An important part of selling stuff online is product visualization - allowing a shopper to see the product. A common component of product visualization is showing a product in all available colors. For example, if a t-shirt can be made in black or white, it’s important to show an image of each color option so that a shopper can see whether the shirt design looks good over both colors.

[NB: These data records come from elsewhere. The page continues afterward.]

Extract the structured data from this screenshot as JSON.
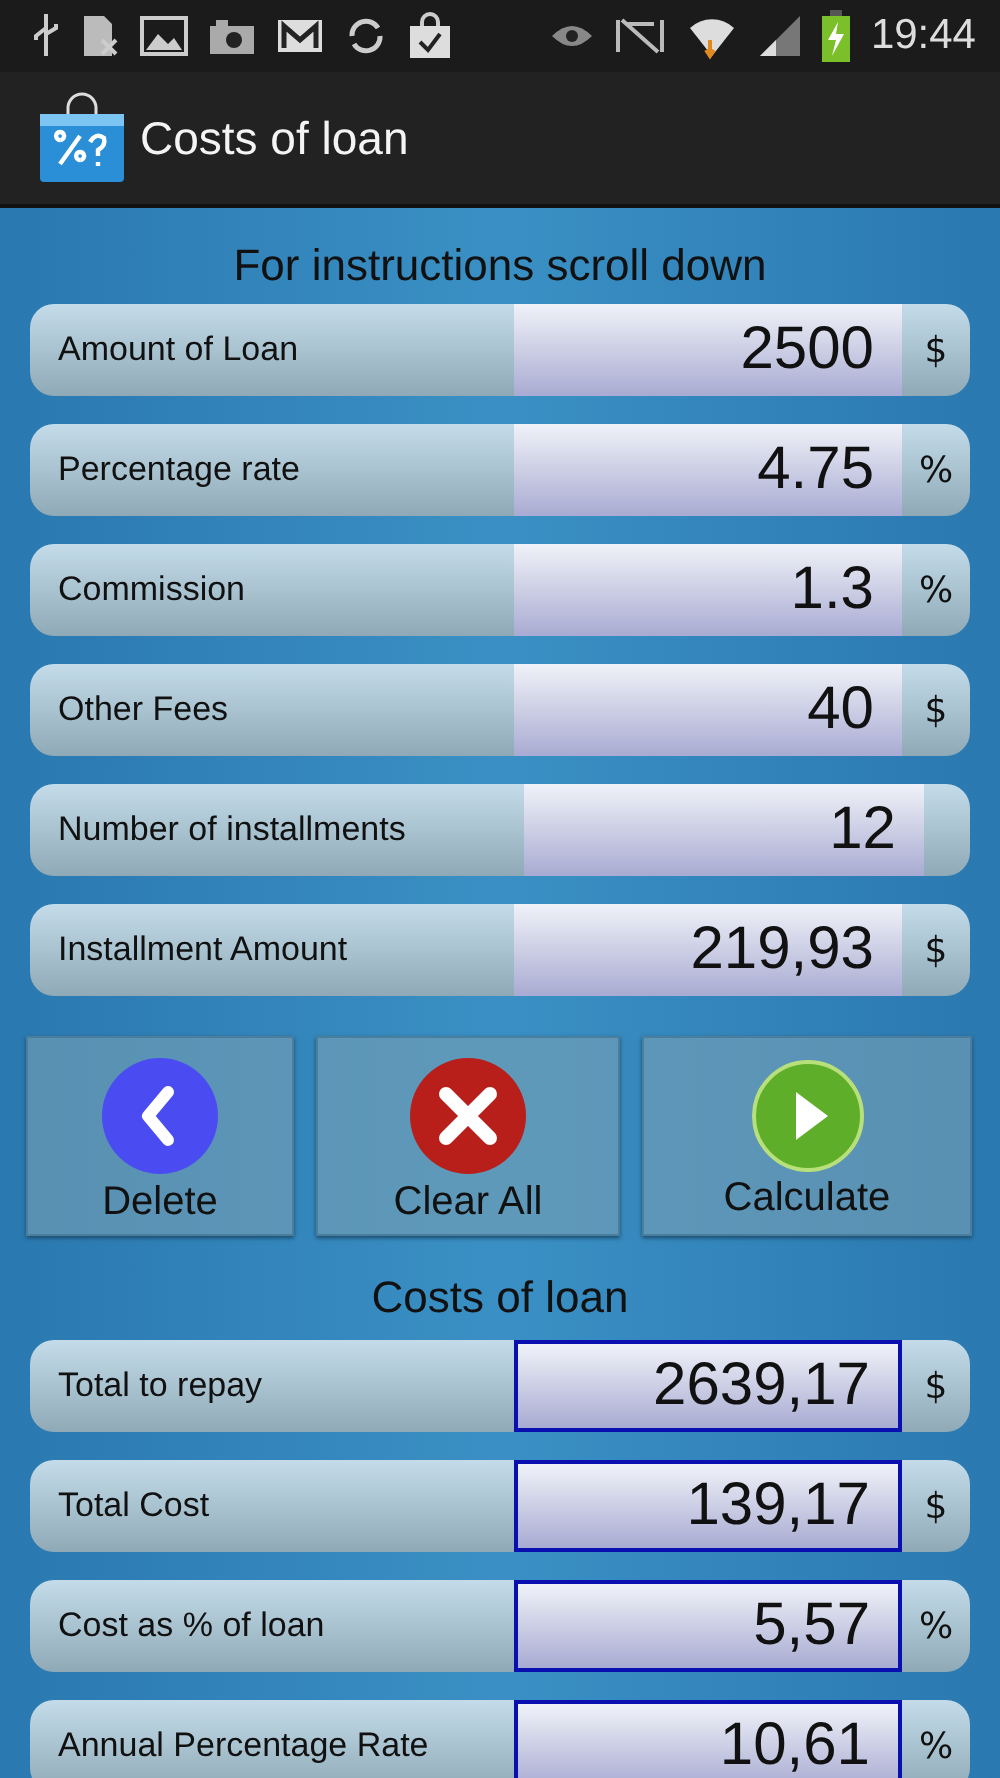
{
  "status_bar": {
    "time": "19:44"
  },
  "action_bar": {
    "title": "Costs of loan"
  },
  "inputs_heading": "For instructions scroll down",
  "inputs": [
    {
      "label": "Amount of Loan",
      "value": "2500",
      "unit": "$"
    },
    {
      "label": "Percentage rate",
      "value": "4.75",
      "unit": "%"
    },
    {
      "label": "Commission",
      "value": "1.3",
      "unit": "%"
    },
    {
      "label": "Other Fees",
      "value": "40",
      "unit": "$"
    },
    {
      "label": "Number of installments",
      "value": "12"
    },
    {
      "label": "Installment Amount",
      "value": "219,93",
      "unit": "$"
    }
  ],
  "buttons": [
    {
      "kind": "delete",
      "label": "Delete"
    },
    {
      "kind": "clear",
      "label": "Clear All"
    },
    {
      "kind": "calculate",
      "label": "Calculate"
    }
  ],
  "results_heading": "Costs of loan",
  "results": [
    {
      "label": "Total to repay",
      "value": "2639,17",
      "unit": "$"
    },
    {
      "label": "Total Cost",
      "value": "139,17",
      "unit": "$"
    },
    {
      "label": "Cost as % of loan",
      "value": "5,57",
      "unit": "%"
    },
    {
      "label": "Annual Percentage Rate",
      "value": "10,61",
      "unit": "%"
    }
  ]
}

I had a project recently where there was a need to visualize lots of products in dozens of colors. There were too many combinations of product and color to create all the necessary images by hand, so an automatic coloring solution was created that used Little CMS to apply color transforms expressed as ICC profiles. The solution worked but it needed to be scaled up to be able to color all the product images in a reasonable amount of time.

Migrating to Azure Batch

To scale up the coloring solution (let’s call it the Colorizer), I initially tried running it in an Azure function. However the memory limit on the Consumption plan is 1.5 GB, and the Colorizer used more than that since the product images were very large. Also I didn’t want to use the App Service plan because the function didn’t need to be always on, and the Premium plan hadn’t been released yet.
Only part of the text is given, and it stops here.